Is the BMW Z3 a Future Classic?

February 10, 2023
1 min read

Tiny European convertibles always get the same derogatory nickname—they’re “hairdressers’ cars.” It’s dumb and unfair but that’s the truth. However, that stigma can actually work in our favor, as enthusiasts. The BMW Z3 is a car that’s always had that nickname and, because of the stigma from so-called “car enthusiasts,” the Z3 has never been hugely desirable on the second-hand market. So it can be had for cheap at the moment. Which will only work for us real enthusiasts in the long run.

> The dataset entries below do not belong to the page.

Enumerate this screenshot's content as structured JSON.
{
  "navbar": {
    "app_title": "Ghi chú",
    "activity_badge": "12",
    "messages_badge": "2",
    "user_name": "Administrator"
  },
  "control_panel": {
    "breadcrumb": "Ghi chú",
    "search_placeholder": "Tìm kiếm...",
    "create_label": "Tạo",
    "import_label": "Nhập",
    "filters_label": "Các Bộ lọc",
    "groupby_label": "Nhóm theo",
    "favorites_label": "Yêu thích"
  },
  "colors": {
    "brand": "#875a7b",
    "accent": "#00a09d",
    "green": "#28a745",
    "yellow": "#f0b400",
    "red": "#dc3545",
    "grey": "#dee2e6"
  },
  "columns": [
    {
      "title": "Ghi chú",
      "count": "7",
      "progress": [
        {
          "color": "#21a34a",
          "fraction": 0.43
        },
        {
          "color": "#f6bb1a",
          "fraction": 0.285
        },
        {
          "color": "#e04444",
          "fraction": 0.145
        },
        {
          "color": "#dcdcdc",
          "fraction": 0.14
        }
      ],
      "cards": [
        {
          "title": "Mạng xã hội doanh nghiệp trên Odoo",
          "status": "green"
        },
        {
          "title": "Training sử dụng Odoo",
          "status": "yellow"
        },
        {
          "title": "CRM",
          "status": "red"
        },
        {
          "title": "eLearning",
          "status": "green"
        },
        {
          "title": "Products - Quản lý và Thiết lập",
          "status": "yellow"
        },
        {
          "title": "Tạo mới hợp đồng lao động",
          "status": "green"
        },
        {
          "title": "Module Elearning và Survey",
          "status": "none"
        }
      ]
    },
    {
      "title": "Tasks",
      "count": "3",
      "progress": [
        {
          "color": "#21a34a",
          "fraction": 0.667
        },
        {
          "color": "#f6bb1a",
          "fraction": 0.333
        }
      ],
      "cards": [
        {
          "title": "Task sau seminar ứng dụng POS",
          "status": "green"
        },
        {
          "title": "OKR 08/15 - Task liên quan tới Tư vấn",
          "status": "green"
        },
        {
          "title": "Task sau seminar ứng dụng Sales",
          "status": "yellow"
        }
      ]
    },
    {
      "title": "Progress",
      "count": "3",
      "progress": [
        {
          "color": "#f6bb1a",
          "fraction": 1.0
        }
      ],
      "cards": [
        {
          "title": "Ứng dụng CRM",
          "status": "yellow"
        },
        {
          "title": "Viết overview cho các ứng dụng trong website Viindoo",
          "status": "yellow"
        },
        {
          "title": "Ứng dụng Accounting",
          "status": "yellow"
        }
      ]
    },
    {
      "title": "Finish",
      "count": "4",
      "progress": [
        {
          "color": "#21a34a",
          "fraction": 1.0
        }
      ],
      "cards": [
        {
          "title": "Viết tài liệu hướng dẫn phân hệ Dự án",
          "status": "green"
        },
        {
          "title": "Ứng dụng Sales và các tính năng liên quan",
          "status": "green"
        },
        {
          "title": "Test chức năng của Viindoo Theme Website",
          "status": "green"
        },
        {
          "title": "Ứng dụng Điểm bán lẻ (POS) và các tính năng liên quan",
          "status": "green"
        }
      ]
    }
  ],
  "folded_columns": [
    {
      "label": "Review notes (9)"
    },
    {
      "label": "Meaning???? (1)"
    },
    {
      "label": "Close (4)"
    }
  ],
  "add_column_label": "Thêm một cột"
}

See, convertibles, I will argue, are actually the most fun type of car. Unless you’re feeding your family with race winnings, who really effing cares about a lack of structural rigidity and the added weight of convertibles? Only nerds who’ve never actually driven cars at the limit truly bemoan that sort of thing because, unless a convertible is so floppy that it actually gets dangerous over bumps, a drop-top sports car will almost always be more fun. Why? Because it adds noise and open air to the experience of driving. Removing the roof involves you more with your surroundings, thus making the experience more engaging. It also increases the sensation of speed, so you don’t need an incredibly powerful convertible for it to be fun, which is one of the reasons why the Miata is so fun.

The BMW Z3 can provide all of those great convertible experiences but in a unique way. While Miatas and S2000s are incredible, none of them have big straight-six engines under the hood. The Z3 was offered with four-cylinder engines too but you can still find plenty of cheap ones with 2.5-liter inline-sixes under their hoods. A straight-six engine, with that lovely mechanical straight-six BMW noise, a give-speed manual, and rear-wheel drive in a convertible the size of a shoe? Sign me up.

And since they can be had for cheap right now—nice examples can be found for under $5,000 all day long—they’re only going to rise in value as electrification becomes more common. All older internal combustion sports cars will become valuable in the coming years because they’ll become special, vintage experiences that will only become rarer and rarer as the years go on. So your $3,500 Z3 project car will soon increase in value, thus making it an actually wise financial decision. Even if it doesn’t make you a ton of money, you’re almost certainly not going to lose money on it (so long as you don’t trash the car).

BMW also isn’t going to make many roadsters anymore. After this generation of Z4, BMW has no plans on reviving the two-seat convertible as an electric car. That’s not to say it will never happen but there are no plans in the immediate future. That means convertible BMW experiences will become more and more desirable. So cheap little BMW Z3s could soon become future classics.